Aménagement du Territoire et développement régional (2) Par Sylli Gandega

8 October, 2015 - 01:07

Le 3 Septembre 2015, à Mauricenter, monsieur Sylli Gandega, économiste planificateur spécialisé en aménagement du territoire, consultant indépendant et ancien ministre du Développement rural, durant la Transition 2005/2007, présentait une importante communication sur l’aménagement du Territoire et le développement des régions. Après le contexte et la genèse du concept, présentés la semaine dernière, voici l’état des lieux…

 

En dépit des efforts, importants, fournis par l’Etat depuis 1960, dans de nombreux domaines et dans tous les secteurs de développement : constructions d’infrastructures routières, mise en œuvre de grands projets structurants, etc. ; force est de constater que les résultats, en matière de mise en œuvre de la politique d’aménagement du Territoire, dans la volonté des autorités pour promouvoir un développement équilibré et harmonieux de celui-ci, restent encore en deçà des besoins et des attentes des populations. Entre points forts et faiblesses, ces résultats sont, par conséquent, largement mitigés.

Points forts

Prise de conscience et évidente volonté politique, d’une part ; stratégie de décentralisation et de déconcentration, d’autre part ; forment les deux acquis les plus prégnants des efforts antérieurs. En ce qui concerne le premier point, le Gouvernement s’est beaucoup appliqué, depuis 2010, à formuler et faire approuver, par le Parlement, plusieurs textes règlementaires. Il s’agit, surtout, de la loi d’orientation sur l’aménagement du Territoire – Loi n° 2010-001, en date du 7 Janvier 2010, visant l’organisation d’espaces, le soutien aux territoires en difficulté, le développement local et la fondation et/ou le renforcement de pôles de développement – et la mise en place de l’Observatoire National d’Aménagement du Territoire.

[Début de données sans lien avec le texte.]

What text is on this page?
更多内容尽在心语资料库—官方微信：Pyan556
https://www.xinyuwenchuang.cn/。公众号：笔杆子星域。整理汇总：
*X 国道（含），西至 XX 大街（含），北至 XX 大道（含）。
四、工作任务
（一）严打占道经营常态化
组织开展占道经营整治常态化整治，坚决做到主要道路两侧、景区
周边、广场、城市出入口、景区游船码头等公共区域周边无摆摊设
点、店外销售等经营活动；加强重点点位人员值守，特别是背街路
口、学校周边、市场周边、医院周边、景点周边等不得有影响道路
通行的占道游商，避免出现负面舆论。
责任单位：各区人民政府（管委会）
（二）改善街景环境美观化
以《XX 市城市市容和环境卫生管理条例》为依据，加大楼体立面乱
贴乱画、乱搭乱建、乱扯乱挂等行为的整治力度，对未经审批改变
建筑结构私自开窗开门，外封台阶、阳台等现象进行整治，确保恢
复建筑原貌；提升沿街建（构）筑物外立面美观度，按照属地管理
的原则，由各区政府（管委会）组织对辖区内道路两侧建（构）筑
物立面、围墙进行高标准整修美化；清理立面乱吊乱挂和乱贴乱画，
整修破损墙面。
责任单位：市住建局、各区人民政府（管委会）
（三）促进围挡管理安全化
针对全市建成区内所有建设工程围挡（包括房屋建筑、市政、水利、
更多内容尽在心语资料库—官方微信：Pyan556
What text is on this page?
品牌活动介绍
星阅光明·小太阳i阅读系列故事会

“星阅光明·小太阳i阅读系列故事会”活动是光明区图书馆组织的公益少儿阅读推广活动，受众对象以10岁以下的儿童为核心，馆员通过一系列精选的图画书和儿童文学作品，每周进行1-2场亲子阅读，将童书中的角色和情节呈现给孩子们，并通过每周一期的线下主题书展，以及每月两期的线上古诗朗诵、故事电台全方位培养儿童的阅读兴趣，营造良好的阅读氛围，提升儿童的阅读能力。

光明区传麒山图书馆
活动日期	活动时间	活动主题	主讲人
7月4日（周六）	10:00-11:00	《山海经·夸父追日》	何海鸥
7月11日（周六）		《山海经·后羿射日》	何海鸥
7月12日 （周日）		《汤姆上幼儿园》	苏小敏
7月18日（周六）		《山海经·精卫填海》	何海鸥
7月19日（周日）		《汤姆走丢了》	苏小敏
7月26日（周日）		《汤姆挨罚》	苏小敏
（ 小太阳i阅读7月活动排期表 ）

La première vise à préciser les principes et choix stratégiques de l’aménagement, énoncer les orientations majeures de la politique nationale en la matière et, enfin, définir les outils et les structures nécessaires à cette tâche. Le second doit assurer, entre autres missions, la validation de tous les outils à caractère stratégique, notamment le Schéma National d’Aménagement du Territoire (SNAT), les Schémas Régionaux d’Aménagement du Territoire (SRAT),le Schéma National des Infrastructures et Grands Equipements (SNIGE), les Plans Nationaux d’Affectation et d’Utilisation des Sols (PNAUS), ainsi que les outils à caractère financier et opérationnel de l’aménagement du Territoire, le suivi de l’équilibre régional et la formulation des directives de péréquation territoriale et d’harmonisation des interventions structurantes.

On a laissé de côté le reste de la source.